P: Seru lah nontonin band-band baru zaman sekarang.
A: Betul, karena sekarang pun mulai aware sampai ke teknis produksinya.
S: Termasuk variabelnya nih. Kalau di tahun 2000-an ada banyak sekali band tapi dari tiap band tersebut tidak ada yang alirannya sama. Terlepas dari tren yang memang pada saat itu mungkin enggan untuk sama dengan yang lainnya, misalnya band rock, pasti spesifik rock yang seperti apa.
A: Padahal mereka pun tidak mencoba untuk membuat sesuatu yang berbeda, saya yakin.
S: Nah sekarang, variabelnya jadi lebih banyak lagi, harusnya tahun 2000-an itu membawa pengaruh yang baik ya.
A: Saya rasa The Adams pun cukup beruntung karena terlahir di era tersebut.
Apa rencana selanjutnya setelah merilis album Agterplaas?

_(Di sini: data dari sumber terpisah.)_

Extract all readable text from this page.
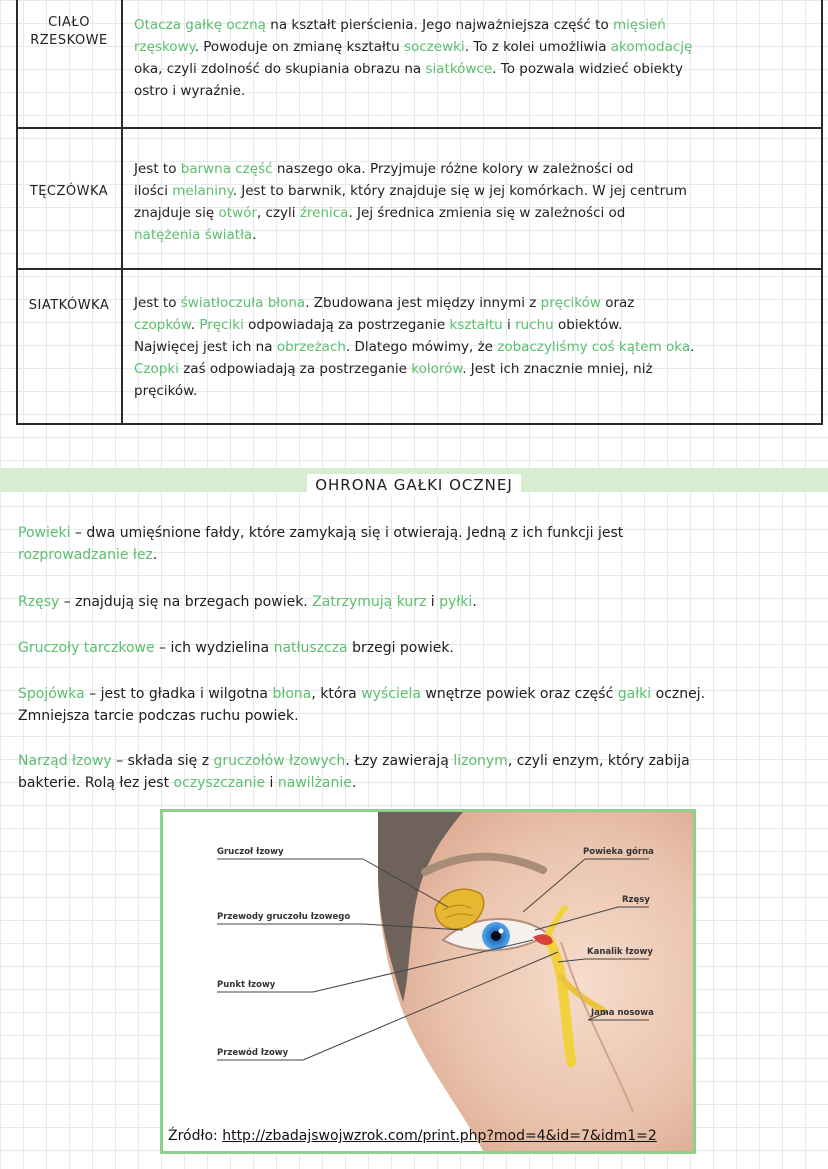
CIAŁO RZESKOWE
Otacza gałkę oczną na kształt pierścienia. Jego najważniejsza część to mięsień
rzęskowy. Powoduje on zmianę kształtu soczewki. To z kolei umożliwia akomodację
oka, czyli zdolność do skupiania obrazu na siatkówce. To pozwala widzieć obiekty
ostro i wyraźnie.
TĘCZÓWKA
Jest to barwna część naszego oka. Przyjmuje różne kolory w zależności od
ilości melaniny. Jest to barwnik, który znajduje się w jej komórkach. W jej centrum
znajduje się otwór, czyli źrenica. Jej średnica zmienia się w zależności od
natężenia światła.
SIATKÓWKA	Jest to światłoczuła błona. Zbudowana jest między innymi z pręcików oraz
czopków. Pręciki odpowiadają za postrzeganie kształtu i ruchu obiektów.
Najwięcej jest ich na obrzeżach. Dlatego mówimy, że zobaczyliśmy coś kątem oka.
Czopki zaś odpowiadają za postrzeganie kolorów. Jest ich znacznie mniej, niż
pręcików.
OHRONA GAŁKI OCZNEJ
Powieki – dwa umięśnione fałdy, które zamykają się i otwierają. Jedną z ich funkcji jest
rozprowadzanie łez.
Rzęsy – znajdują się na brzegach powiek. Zatrzymują kurz i pyłki.
Gruczoły tarczkowe – ich wydzielina natłuszcza brzegi powiek.
Spojówka – jest to gładka i wilgotna błona, która wyściela wnętrze powiek oraz część gałki ocznej.
Zmniejsza tarcie podczas ruchu powiek.
Narząd łzowy – składa się z gruczołów łzowych. Łzy zawierają lizonym, czyli enzym, który zabija
bakterie. Rolą łez jest oczyszczanie i nawilżanie.
Gruczoł łzowy
Przewody gruczołu łzowego
Punkt łzowy
Przewód łzowy
Powieka górna
Rzęsy
Kanalik łzowy
Jama nosowa
Źródło: http://zbadajswojwzrok.com/print.php?mod=4&id=7&idm1=2
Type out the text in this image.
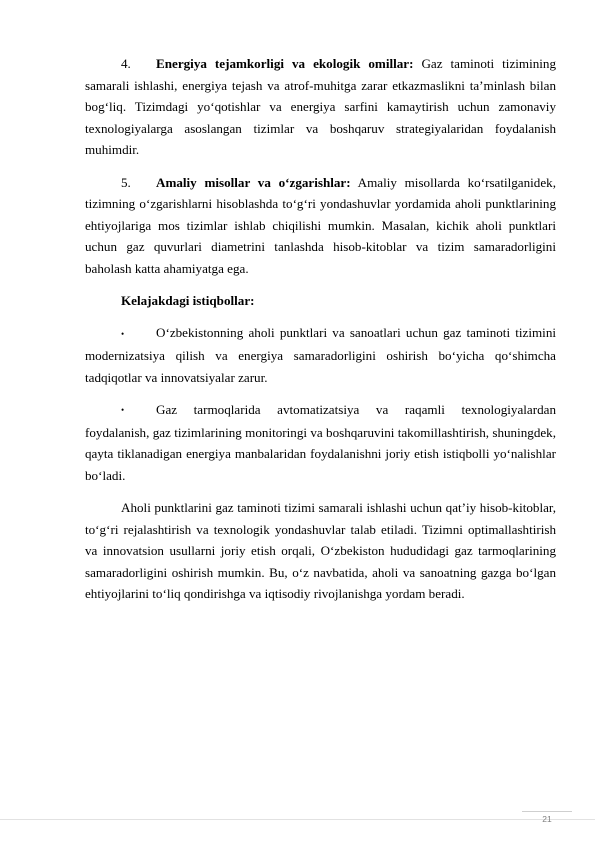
4. Energiya tejamkorligi va ekologik omillar: Gaz taminoti tizimining samarali ishlashi, energiya tejash va atrof-muhitga zarar etkazmaslikni ta’minlash bilan bog‘liq. Tizimdagi yo‘qotishlar va energiya sarfini kamaytirish uchun zamonaviy texnologiyalarga asoslangan tizimlar va boshqaruv strategiyalaridan foydalanish muhimdir.

5. Amaliy misollar va o‘zgarishlar: Amaliy misollarda ko‘rsatilganidek, tizimning o‘zgarishlarni hisoblashda to‘g‘ri yondashuvlar yordamida aholi punktlarining ehtiyojlariga mos tizimlar ishlab chiqilishi mumkin. Masalan, kichik aholi punktlari uchun gaz quvurlari diametrini tanlashda hisob-kitoblar va tizim samaradorligini baholash katta ahamiyatga ega.

Kelajakdagi istiqbollar:

• O‘zbekistonning aholi punktlari va sanoatlari uchun gaz taminoti tizimini modernizatsiya qilish va energiya samaradorligini oshirish bo‘yicha qo‘shimcha tadqiqotlar va innovatsiyalar zarur.

• Gaz tarmoqlarida avtomatizatsiya va raqamli texnologiyalardan foydalanish, gaz tizimlarining monitoringi va boshqaruvini takomillashtirish, shuningdek, qayta tiklanadigan energiya manbalaridan foydalanishni joriy etish istiqbolli yo‘nalishlar bo‘ladi.

Aholi punktlarini gaz taminoti tizimi samarali ishlashi uchun qat’iy hisob-kitoblar, to‘g‘ri rejalashtirish va texnologik yondashuvlar talab etiladi. Tizimni optimallashtirish va innovatsion usullarni joriy etish orqali, O‘zbekiston hududidagi gaz tarmoqlarining samaradorligini oshirish mumkin. Bu, o‘z navbatida, aholi va sanoatning gazga bo‘lgan ehtiyojlarini to‘liq qondirishga va iqtisodiy rivojlanishga yordam beradi.

21
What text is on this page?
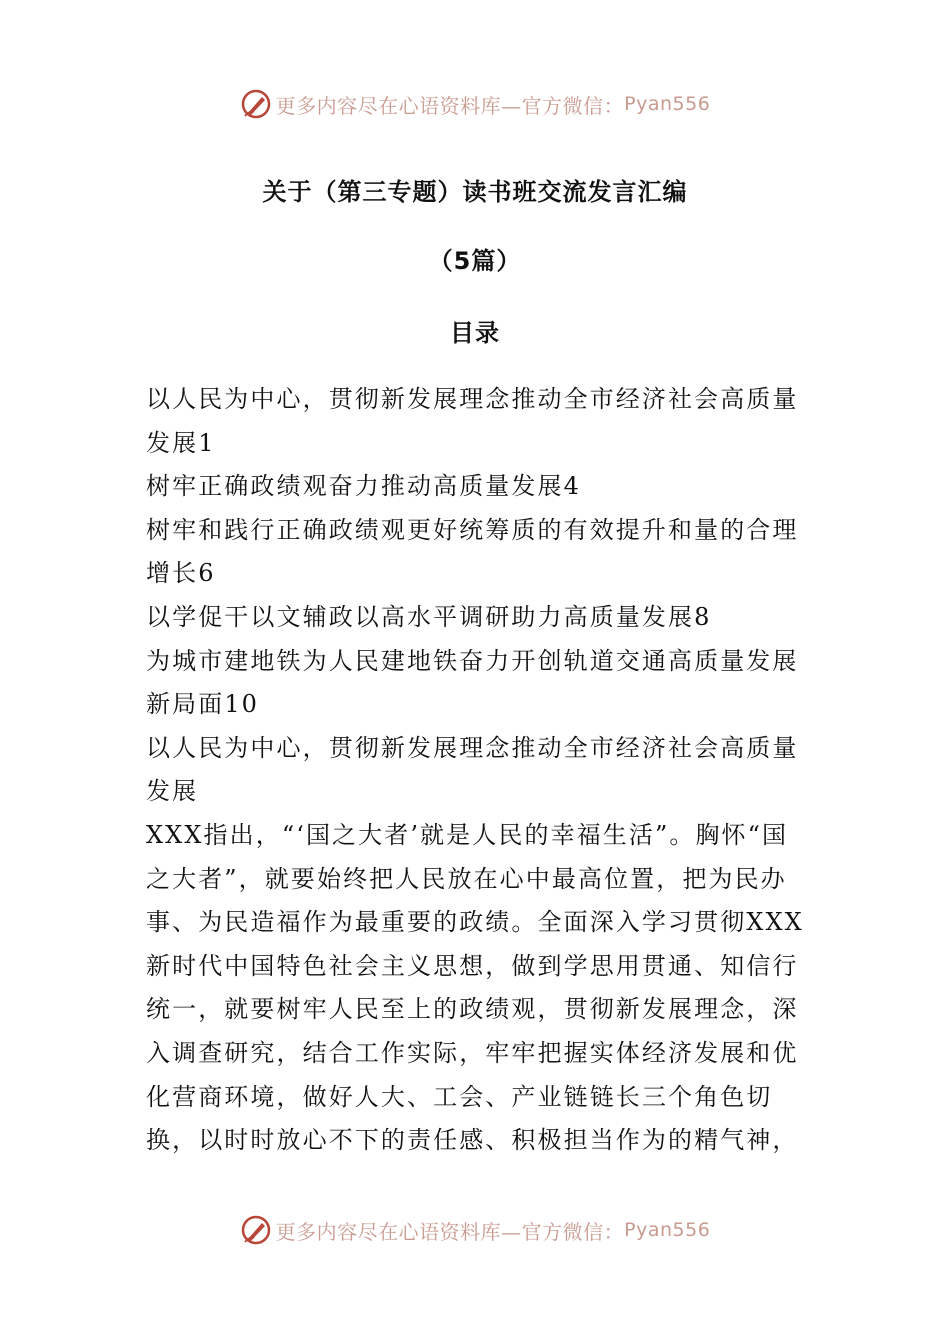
更多内容尽在心语资料库—官方微信： Pyan556
关于（第三专题）读书班交流发言汇编
（5篇）
目录

以人民为中心，贯彻新发展理念推动全市经济社会高质量发展1

树牢正确政绩观奋力推动高质量发展4

树牢和践行正确政绩观更好统筹质的有效提升和量的合理增长6

以学促干以文辅政以高水平调研助力高质量发展8

为城市建地铁为人民建地铁奋力开创轨道交通高质量发展新局面10

以人民为中心，贯彻新发展理念推动全市经济社会高质量发展

XXX指出，“‘国之大者’就是人民的幸福生活”。胸怀“国之大者”，就要始终把人民放在心中最高位置，把为民办事、为民造福作为最重要的政绩。全面深入学习贯彻XXX新时代中国特色社会主义思想，做到学思用贯通、知信行统一，就要树牢人民至上的政绩观，贯彻新发展理念，深入调查研究，结合工作实际，牢牢把握实体经济发展和优化营商环境，做好人大、工会、产业链链长三个角色切换，以时时放心不下的责任感、积极担当作为的精气神，

更多内容尽在心语资料库—官方微信： Pyan556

A: Tur sih, iya tidak? Eh tapi kalau kemauan dan rencananya sih banyak, tapi kan tidak ada yang tahu. Maunya sih tur dan bisa membawa album ini keliling Indonesia, kalau bisa keluar Indonesia ya, Alhamdulillah.
S: Betul, inginnya tur biar bisa ketemu banyak orang, pendengar dan network baru. Atau buat semacam screening video proses pembuatan album ini. Sebenarnya album ini seperti alibi untuk bisa berteman dengan banyak orang baru.
A: Sederhananya saya sudah bisa berkarya lagi, buat album, dan jadi momen pecah telor sekali. Maksudnya bermain musik bersama The Adams selalu menjadi alter ego saya, di saat di kehidupan nyatanya saya harus bekerja dan di sini lah ladang kesenangan saya. Misalnya ketika lagi dengerin lagu apa gitu, saya kemudian bilang sama diri saya sendiri harusnya bisa nih buat yang seperti ini, masa sih tidak mau buat juga? (tertawa). Intinya saya dan teman-teman sudah berkarya sedemikian mungkin sisanya bonus dan kita serahkan ke pendengar. Karena pada hakikatnya band ini diciptakan bukan untuk mencari nominal melainkan bersenang-senang.
S: Selama masih bisa bersenang-senang kenapa tidak.